St. Paul's Episcopal Church, Fayetteville, Arkansas
Elementary Human Rights

The Right to Home and Marriage is a Fundamental Civil Right

by Lowell Grisham

Published in the Northwest Arkansas Times, Fayetteville, AR

May 25, 2009 

Fifty-one years ago, a 1958 Gallup poll showed that 96% of white Americans disapproved of interracial marriage.  Laws at that time prohibited marriage between people of different races in 33 or the 48 states.

 
That same year, political theorist Hannah Arendt wrote a notable reflection on the desegregation crisis in Little Rock.  She argued that there was a fundamental human right which was even more basic than the political rights enshrined in the Constitution and more important than the right to vote.  She said that the free choice of a spouse is “an elementary human right” comparable to the inalienable human rights to “life, liberty and the pursuit of happiness” as proclaimed in the Declaration of Independence.  The right to home and marriage belongs to us as a fundamental human right, she declared.  In the context of the Brown v. Board of Education Supreme Court ruling against racial segregation in education, Arendt claimed that anti-miscegenation laws were more damaging to human liberty than racial segregation in schools. 

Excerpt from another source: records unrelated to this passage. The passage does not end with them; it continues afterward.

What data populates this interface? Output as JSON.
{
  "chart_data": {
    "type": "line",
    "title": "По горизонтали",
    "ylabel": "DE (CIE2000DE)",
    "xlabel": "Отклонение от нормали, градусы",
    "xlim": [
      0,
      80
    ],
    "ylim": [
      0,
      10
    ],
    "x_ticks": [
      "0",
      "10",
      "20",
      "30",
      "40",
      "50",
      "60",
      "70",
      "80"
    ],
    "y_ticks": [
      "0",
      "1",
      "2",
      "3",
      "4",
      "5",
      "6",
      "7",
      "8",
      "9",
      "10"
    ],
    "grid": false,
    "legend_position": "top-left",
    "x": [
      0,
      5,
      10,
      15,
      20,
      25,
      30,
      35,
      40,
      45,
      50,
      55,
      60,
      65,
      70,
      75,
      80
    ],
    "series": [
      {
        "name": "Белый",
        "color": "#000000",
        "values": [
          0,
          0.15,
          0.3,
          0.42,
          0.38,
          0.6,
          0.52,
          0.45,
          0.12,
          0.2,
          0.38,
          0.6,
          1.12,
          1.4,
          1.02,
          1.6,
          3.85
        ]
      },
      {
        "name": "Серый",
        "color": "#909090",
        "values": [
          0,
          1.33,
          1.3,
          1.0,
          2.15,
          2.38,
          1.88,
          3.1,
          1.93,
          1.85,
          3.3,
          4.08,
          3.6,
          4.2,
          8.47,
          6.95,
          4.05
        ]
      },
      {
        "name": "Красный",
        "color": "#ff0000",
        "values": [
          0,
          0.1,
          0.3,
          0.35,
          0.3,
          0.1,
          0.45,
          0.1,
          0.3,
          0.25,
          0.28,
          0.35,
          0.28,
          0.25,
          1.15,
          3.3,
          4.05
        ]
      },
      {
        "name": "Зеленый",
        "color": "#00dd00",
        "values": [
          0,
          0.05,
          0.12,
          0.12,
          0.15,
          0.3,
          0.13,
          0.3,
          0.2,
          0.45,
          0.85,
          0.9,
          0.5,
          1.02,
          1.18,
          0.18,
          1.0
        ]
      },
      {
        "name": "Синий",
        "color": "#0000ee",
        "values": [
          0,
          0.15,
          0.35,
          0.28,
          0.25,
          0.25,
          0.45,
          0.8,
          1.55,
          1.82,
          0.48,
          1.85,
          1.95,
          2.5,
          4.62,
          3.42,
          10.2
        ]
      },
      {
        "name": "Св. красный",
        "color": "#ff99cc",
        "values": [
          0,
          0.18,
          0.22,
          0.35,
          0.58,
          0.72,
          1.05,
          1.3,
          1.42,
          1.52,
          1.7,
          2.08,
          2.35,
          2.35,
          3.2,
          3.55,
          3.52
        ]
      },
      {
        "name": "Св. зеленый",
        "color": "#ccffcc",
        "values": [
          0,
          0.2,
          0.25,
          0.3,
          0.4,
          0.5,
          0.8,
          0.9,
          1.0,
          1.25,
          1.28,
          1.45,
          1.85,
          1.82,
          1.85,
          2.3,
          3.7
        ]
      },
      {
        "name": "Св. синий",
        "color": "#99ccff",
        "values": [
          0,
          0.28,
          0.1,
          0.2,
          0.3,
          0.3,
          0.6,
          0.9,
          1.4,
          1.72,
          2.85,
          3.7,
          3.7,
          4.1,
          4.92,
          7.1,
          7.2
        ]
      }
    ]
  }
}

Liberals reacted critically.  They feared that her article would enflame racists fears and arouse more passionate opposition to the struggle for desegregation of public institutions.  Nothing is more volatile than sexual talk. 

What a difference fifty years makes.  Today we have an elected president who is the child of an interracial marriage.  The legal right for people of different races to marry is universally recognized.  Interracial couples are common and do not invoke stares or gaping mouths in public.  If there are churches that still prohibit couples from different races to marry, they are fairly hidden in the public landscape.  We rarely hear preachers proclaim the old Biblical proofs about racial purity anymore.  A 2007 poll found that 77% of Americans approve of black-white marriage and only 17% disapprove. 

Today the debate about whether the free choice of a spouse is an elementary human right swirls around gay equality.  Will gay people be allowed the same right to home and marriage as other citizens?  It appears that the question is turning in the same direction as it did for interracial couples.

Nine states now recognize civil unions or registered partnerships that give gay couples the same rights as married persons.  Five states have now legalized gay marriage, and California’s revocation of that right is under judicial review. 

I was in Seattle recently and read some of the local coverage of the domestic partnership law passed last month by the Washington state legislature.  Seattle Times columnist Danny Westneat’s headline declared “Debate About Gay Equality Appears to be Ending.”  He was reporting about a blog from a conservative megachurch pastor and family-values political activist.  In that blog, 28 out of 34 “right-leaning political or religious activists” recommended not attempting an appeal of the domestic partnership law.  They plan instead “to take a sort of ‘last stand’ against gay marriage.”
 
During the same trip I talked with a priest-colleague who has been presiding at dozens of same-gender blessing services for at least four years, but he believes that marriage should remain as it has been traditionally, a rite for a man and woman.  He supports full and equal civil rights for gay couples, but he will not celebrate a gay marriage, even if it were to be legal in his civil jurisdiction and authorized by his church. 

Everyone should know that a pastor does not have to marry anyone.  I have the absolute right to refuse to marry for any reason.  I regularly turn down wedding requests from people who are not members of our congregation.  Even though they have every legal right to be married, I am not required by the state to perform any marriage.  Regardless of what the civil laws may be, the First Amendment protects the freedom of any church or religious leader.  A minister can refuse to conduct interracial marriages, same-gender unions, or any other similar rite, regardless of civil rights, for any reason whatsoever.  Conservative pastors need not fear.  They will never be forced to marry anyone against their will.

Right now there are two parallel reforms happening.  There is the legal reform of extending equal rights to gay people.  That reform is close to being concluded.  Fairness is triumphing.  It is a basic human right to choose one’s own spouse.  The law will recognize that reality definitively in the near future.

But the reform of religious theology, tradition and practice will have a more spotted conclusion.  Some religious groups will make the covenant of marriage equally available to all adult members.  Others will retain their customs reserving marriage for a man and a woman.  Some will accommodate to offer a same-gender rite of blessing.  Others will maintain their teaching that all sex outside of heterosexual marriage is a sin.  Unfortunately, in matters of justice the church is sometimes slower than the culture.  Racial relationships have been pretty slow to develop in the religious world.  Many have observed that Sunday morning at 11:00 is the nation’s most segregated hour.

But my hunch is that in fifty years, outrage at gay unions will be as archaic as anti-miscegenation laws are today.  When we recognize more fully that the right of adult citizens to choose to marry is an inalienable right of “life, liberty and the pursuit of happiness,” we will become a more just, humane and honorable society.